Wednesday 1 July 2009
Political Fraud; the Story of the People's Convention
The so-called People's Convention was set up after the outbreak of the Second World War, supposedly on the initiative of the Hammersmith Trade. In reality the initiative came from the Kremiln during the time of the Nazi-Soviet pact, the honeymoon of the odd couple. Loyal Communists were instructed to denounce the struggle with Germany as an 'imperialist war', hence the need for bogus front organisations like the People's Convention.

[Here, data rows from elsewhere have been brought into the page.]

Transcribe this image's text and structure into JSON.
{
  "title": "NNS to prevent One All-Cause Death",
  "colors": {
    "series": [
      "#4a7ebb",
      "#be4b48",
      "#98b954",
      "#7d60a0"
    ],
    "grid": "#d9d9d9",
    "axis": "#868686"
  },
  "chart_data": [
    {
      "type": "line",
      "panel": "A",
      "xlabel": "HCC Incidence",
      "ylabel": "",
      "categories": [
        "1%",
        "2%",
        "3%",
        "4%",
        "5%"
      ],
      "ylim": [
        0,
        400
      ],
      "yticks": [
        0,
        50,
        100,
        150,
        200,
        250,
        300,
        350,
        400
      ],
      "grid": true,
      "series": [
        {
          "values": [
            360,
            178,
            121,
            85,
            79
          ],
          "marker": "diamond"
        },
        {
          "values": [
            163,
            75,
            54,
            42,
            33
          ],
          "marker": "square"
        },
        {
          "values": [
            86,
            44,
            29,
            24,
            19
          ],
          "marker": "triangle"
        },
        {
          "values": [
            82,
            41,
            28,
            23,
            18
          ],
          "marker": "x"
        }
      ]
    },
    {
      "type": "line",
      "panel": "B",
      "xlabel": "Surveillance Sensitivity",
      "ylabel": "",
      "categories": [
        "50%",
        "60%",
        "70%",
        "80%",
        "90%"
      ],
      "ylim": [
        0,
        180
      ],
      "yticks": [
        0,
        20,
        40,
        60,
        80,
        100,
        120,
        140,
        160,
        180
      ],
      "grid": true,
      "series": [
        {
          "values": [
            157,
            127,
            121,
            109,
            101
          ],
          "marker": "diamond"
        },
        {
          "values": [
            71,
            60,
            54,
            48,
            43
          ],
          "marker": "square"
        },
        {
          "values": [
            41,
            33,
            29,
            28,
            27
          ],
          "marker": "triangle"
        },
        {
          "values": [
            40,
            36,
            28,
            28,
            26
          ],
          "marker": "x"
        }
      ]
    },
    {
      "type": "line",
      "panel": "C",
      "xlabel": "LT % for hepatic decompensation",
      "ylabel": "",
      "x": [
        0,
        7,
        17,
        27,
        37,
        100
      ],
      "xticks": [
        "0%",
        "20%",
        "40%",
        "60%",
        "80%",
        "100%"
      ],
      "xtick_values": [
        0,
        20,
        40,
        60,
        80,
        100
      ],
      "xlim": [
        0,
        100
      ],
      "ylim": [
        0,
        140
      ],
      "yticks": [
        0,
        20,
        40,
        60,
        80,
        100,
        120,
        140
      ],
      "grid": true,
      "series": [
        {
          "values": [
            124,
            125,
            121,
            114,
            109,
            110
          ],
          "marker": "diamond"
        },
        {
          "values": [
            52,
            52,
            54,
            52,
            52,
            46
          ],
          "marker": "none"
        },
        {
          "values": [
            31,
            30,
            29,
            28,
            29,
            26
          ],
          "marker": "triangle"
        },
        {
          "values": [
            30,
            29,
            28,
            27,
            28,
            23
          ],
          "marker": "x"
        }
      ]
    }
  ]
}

It was all quite subtle, of course, in the usual Communist style. People were encouraged to join in support of initiatives like higher living standards or better bomb shelters. Once safely enrolled they discovered that the 'real enemy' was not Germany but Winston Churchill and those members of the Labour party who joined the wartime coalition. The best denunciation of the whole fraud came from George Orwell, Harold Laski and Victor Gollancz, who in 1940, under the auspices of the Left Book Club, publised Betrayal of the Left. In this Gollancz asked,
Can anyone carry self-delusion to the point of being able to read through the file of the Daily Worker [The Communist Party Newspaper] and still believe that this motive was any other than to weaken the will to resist? When, at the same time, you tell people that this is an unjust war, fought for no purpose but to increase the profits of the rich: when you jeer at any comment about the morale and heroism of the public and call it 'sunshine talk'; what possible purpose can you have but to stir up hatred of the government and hatred of the war, with the object of underminining the country's determination to stand up to Hitler?
The Convention, shameful as it was, attracted the support of some prominent intellectuals, including Raymond Williams and Eric Hobsbawm, who wrote a pamphlet defending the Soviet aggression against Finland, because Stalin was only seeking to defend Russia against an attack by 'British imperialists'!
You will find more information on the Convention in "All the Russians Love the Prussians", Chapter Eight of Nick Cohen's What's Left, an excellent expose of the moral cowardice of so much left-wing thought.